Upstream the individual BCR breakpoints, 17 annotated SNPs and 3 novel variants were found altogether in 27/48 cases (56%) (Figure 2B). The dbSNP assigned accessions of newly detected variants (putative SNPs) are as follows:

NG_009244.1:g.114249A > G|rs527236141|ss1227131697;NG_009244.1:g.114278G > T|rs527236142|ss1227132188;NG_009244.1:g.115017 T > A|rs527236143|ss1227132282.

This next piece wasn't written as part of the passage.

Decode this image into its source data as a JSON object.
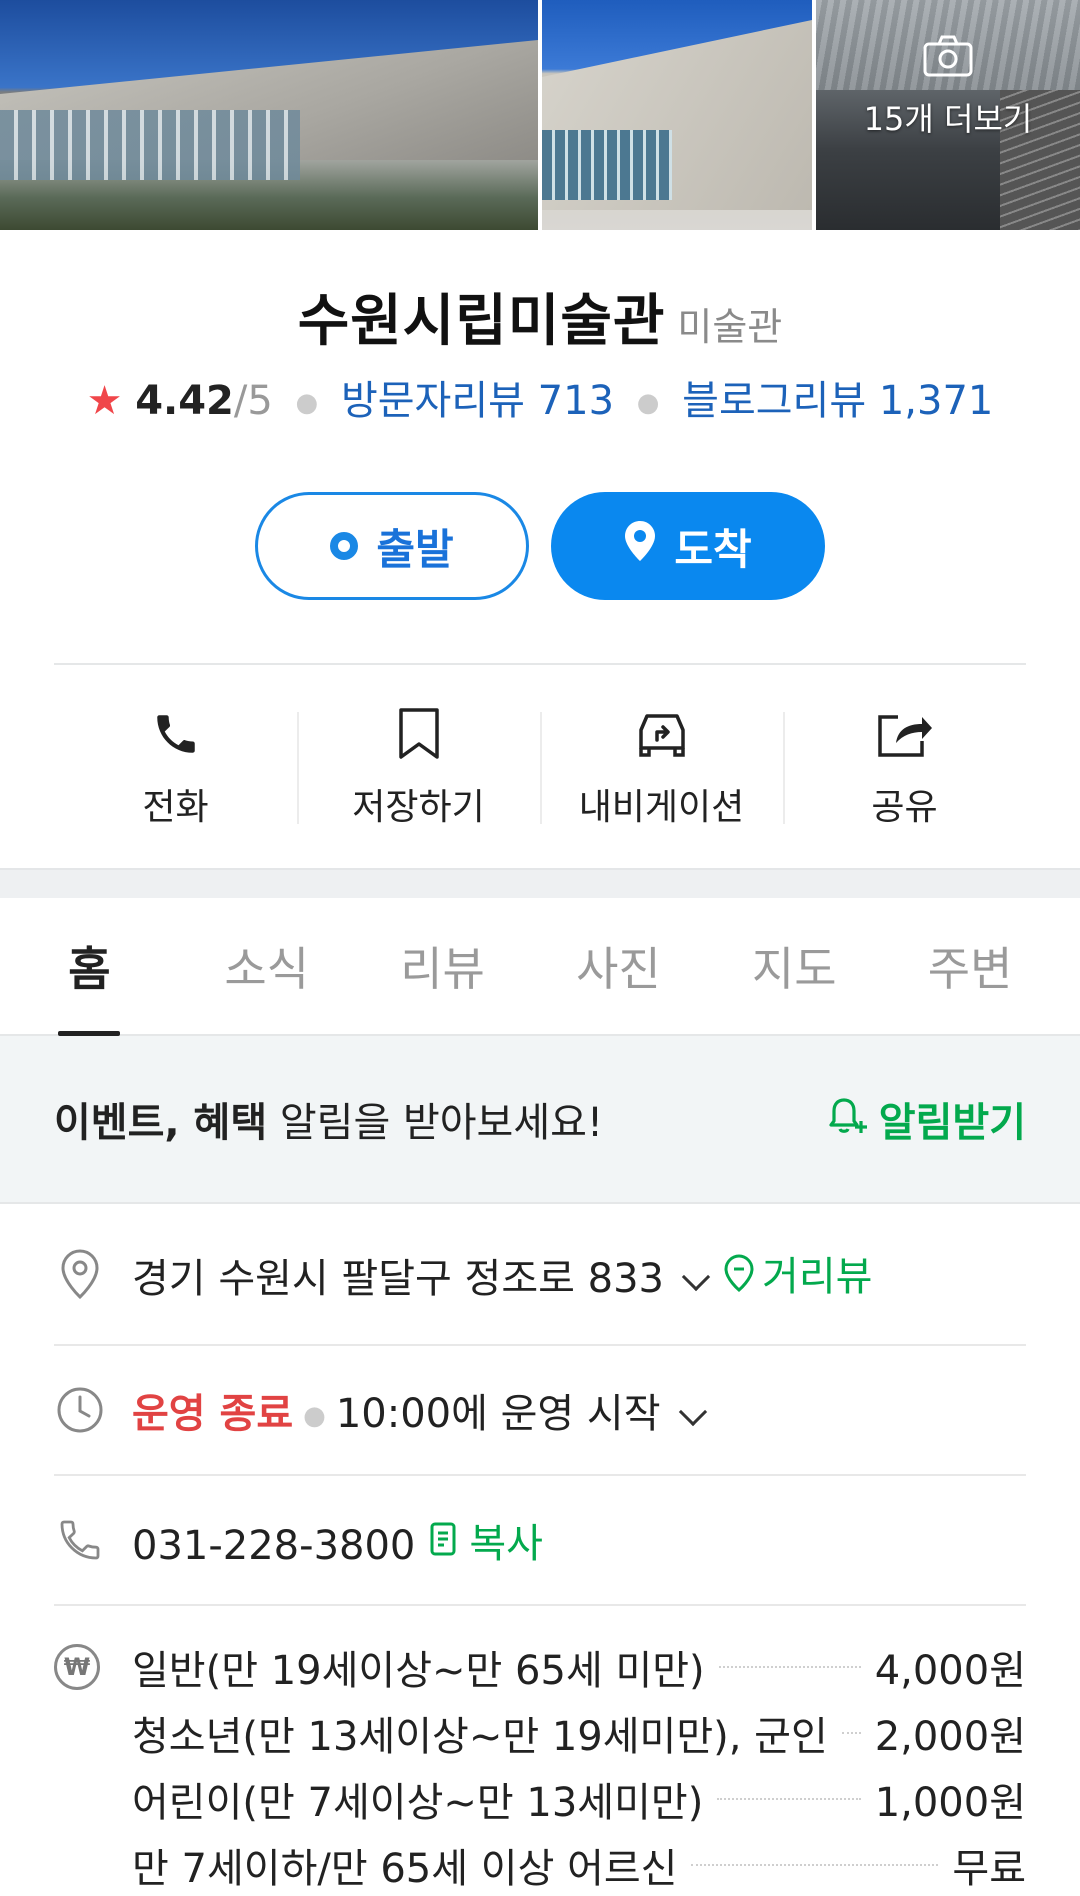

The 300 bp region downstream of primers hybridizing to BCR exon 13 was sequenced in all cases (Figure 2B). Four SNPs were identified within this region altogether in 9% of patients with e13a2 mRNA fusion and in 12% of patients with e14a2 mRNA. Other 16 SNPs were detected almost exclusively in patients with e14a2 mRNA fusion, which is in accordance with the fact, that the BCR region sequenced in these patients was larger than in the patients with e13a2 mRNA. The minor allele frequency among the BCR-ABL1 alleles analyzed corresponds to that found in the 1000 GenomePhase Population and in the cohort, although small, of healthy donors (Figure 2B).

Conclusion

Although increasing number of studies has been published in last few years [6-16], analysis of BCR-ABL1 at the DNA level has been limited and difficult so far. Our mLR-PCR-NGS approach streamlined the laboratory workflow for patient-specific BCR-ABL1 fusion characterization allowing personalizing real-time PCR assays for patients with MRD. The large collection of 46 BCR-ABL1 fusion sequences was obtained in the short time and is at disposal in the NCBI Nucleotide database. Moreover, the NGS enabled to detect SNPs upstream and downstream the patient-specific breakpoints of the BCR-ABL1 gene. NGS of this region in large series of patients has the potential to provide insights on the association between particular SNPs or haplotypes and CML. Although we describe the method on BCR-ABL1 in patients with CML, the strategy can be used in the same manner as a base for DNA-based MRD monitoring in BCR-ABL1 positive acute lymphoblastic leukemia (ALL), where significant differences between MRD levels measured by BCR-ABL1 expression and Ig/TCR DNA-based approach were described [17]. Moreover identical approach can be used for breakpoints localization and sequence features calling in other large fusion genes associated with various cancers, e.g. TEL/ABL1 (atypical CML or ALL) [18], TEL/AML1 (acute lymphoid leukemia) [19], TMPRSS2/ERG (prostate cancer) [20] or EML4/ALK (non-small cell lung cancer) [21].